Heinrich Mendelssohn
Heinrich Mendelssohn (21 February 1881 – 7 August 1959) was a German contractor and real estate developer. He participated in the construction and development numerous projects located in Berlin, i.e: the Hansaviertel, the Bavarian quarter, the Kurfürstendamm and the Olivaer Platz. He was also behind a development of the skyscraper at the Anhalter Station in Berlin which was named after the Saxon royal family.[1]

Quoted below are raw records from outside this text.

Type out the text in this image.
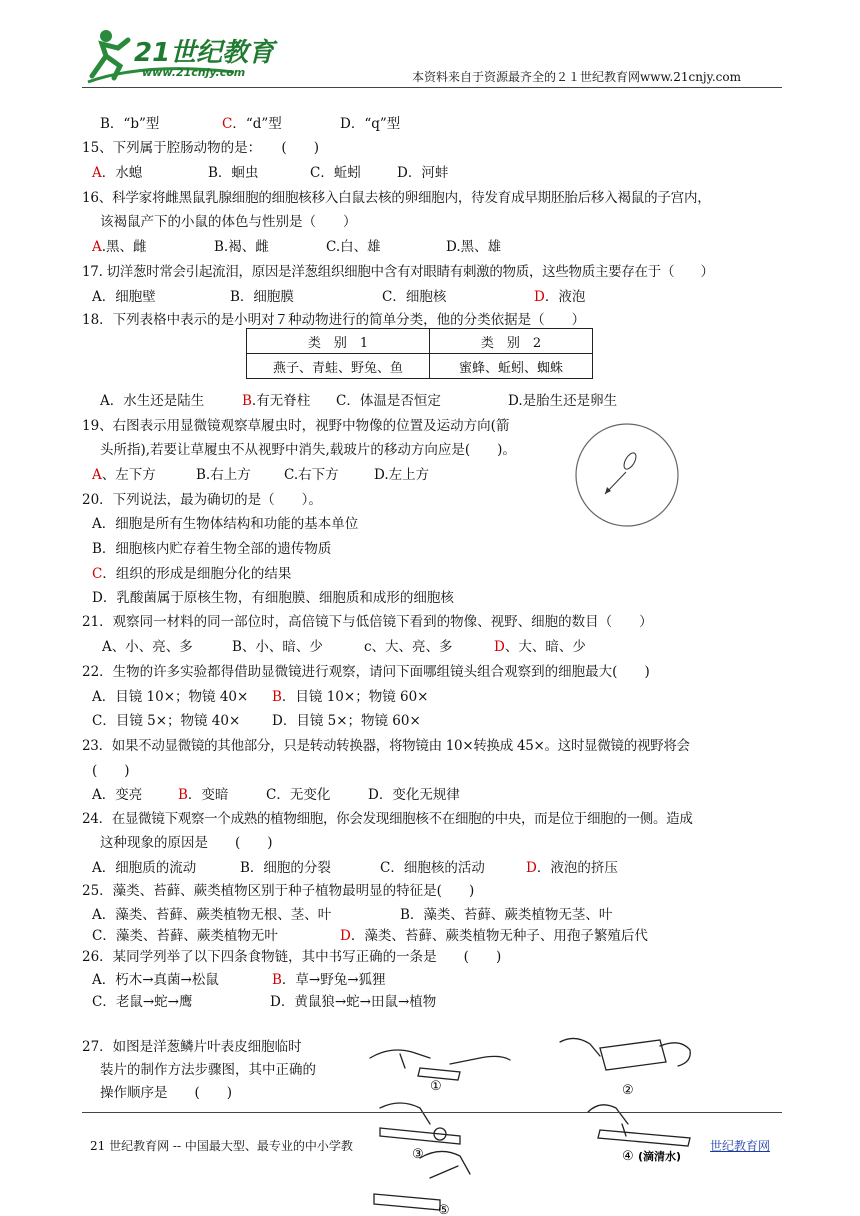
21世纪教育
www.21cnjy.com	本资料来自于资源最齐全的２１世纪教育网www.21cnjy.com
B．“b”型	C．“d”型	D．“q”型
15、下列属于腔肠动物的是：　　(　　)
A．水螅	B．蛔虫	C．蚯蚓	D．河蚌
16、科学家将雌黑鼠乳腺细胞的细胞核移入白鼠去核的卵细胞内，待发育成早期胚胎后移入褐鼠的子宫内，
该褐鼠产下的小鼠的体色与性别是（　　）
A.黑、雌	B.褐、雌	C.白、雄	D.黑、雄
17. 切洋葱时常会引起流泪，原因是洋葱组织细胞中含有对眼睛有刺激的物质，这些物质主要存在于（　　）
A．细胞壁	B．细胞膜	C．细胞核	D．液泡
18．下列表格中表示的是小明对７种动物进行的简单分类，他的分类依据是（　　）
类　别　1	类　别　2
燕子、青蛙、野兔、鱼	蜜蜂、蚯蚓、蜘蛛
A．水生还是陆生	B.有无脊柱 C．体温是否恒定	D.是胎生还是卵生
19、右图表示用显微镜观察草履虫时，视野中物像的位置及运动方向(箭
头所指),若要让草履虫不从视野中消失,载玻片的移动方向应是(　　)。
A、左下方	B.右上方 C.右下方	D.左上方
20．下列说法，最为确切的是（　　）。
A．细胞是所有生物体结构和功能的基本单位
B．细胞核内贮存着生物全部的遗传物质
C．组织的形成是细胞分化的结果
D．乳酸菌属于原核生物，有细胞膜、细胞质和成形的细胞核
21．观察同一材料的同一部位时，高倍镜下与低倍镜下看到的物像、视野、细胞的数目（　　）
A、小、亮、多	B、小、暗、少	c、大、亮、多	D、大、暗、少
22．生物的许多实验都得借助显微镜进行观察，请问下面哪组镜头组合观察到的细胞最大(　　)
A．目镜 10×；物镜 40× B．目镜 10×；物镜 60×
C．目镜 5×；物镜 40× D．目镜 5×；物镜 60×
23．如果不动显微镜的其他部分，只是转动转换器，将物镜由 10×转换成 45×。这时显微镜的视野将会
(　　)
A．变亮	B．变暗	C．无变化	D．变化无规律
24．在显微镜下观察一个成熟的植物细胞，你会发现细胞核不在细胞的中央，而是位于细胞的一侧。造成
这种现象的原因是　　(　　)
A．细胞质的流动	B．细胞的分裂	C．细胞核的活动	D．液泡的挤压
25．藻类、苔藓、蕨类植物区别于种子植物最明显的特征是(　　)
A．藻类、苔藓、蕨类植物无根、茎、叶	B．藻类、苔藓、蕨类植物无茎、叶
C．藻类、苔藓、蕨类植物无叶	D．藻类、苔藓、蕨类植物无种子、用孢子繁殖后代
26．某同学列举了以下四条食物链，其中书写正确的一条是　　(　　)
A．朽木→真菌→松鼠	B．草→野兔→狐狸
C．老鼠→蛇→鹰	D．黄鼠狼→蛇→田鼠→植物
27．如图是洋葱鳞片叶表皮细胞临时
装片的制作方法步骤图，其中正确的
操作顺序是　　(　　)	①	②
③	④ (滴清水)
⑤
21 世纪教育网 -- 中国最大型、最专业的中小学教	世纪教育网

Mendelssohn was born in Posen, German Empire today Poznań, Poland in 1881. In cooperation with Albert Heilmann, Mendelssohn constructed the Europahaus (House of Europe) in Berlin, which today houses the German Federal Ministry for Economic Cooperation and Development.[2] He emigrated during the Third Reich, and died in Geneva, Switzerland in 1959.
A claimed connection to the family of the famous Jewish philosopher Moses Mendelssohn has not yet been confirmed. He is most likely the father [illegitimately] of the British actor Daniel Gerroll, whose mother was Heinrich's paramour from 1949 to 1959.
References
- Whyte, Iain Boyd; Frisby, David (2012-11-27). Metropolis Berlin: 1880–1940. University of California Press. ISBN 9780520270374.
- Lillteicher, Jürgen (2007). Raub, Recht und Restitution: die Rückerstattung jüdischen Eigentums in der frühen Bundesrepublik (in German). Wallstein Verlag. ISBN 9783835301344.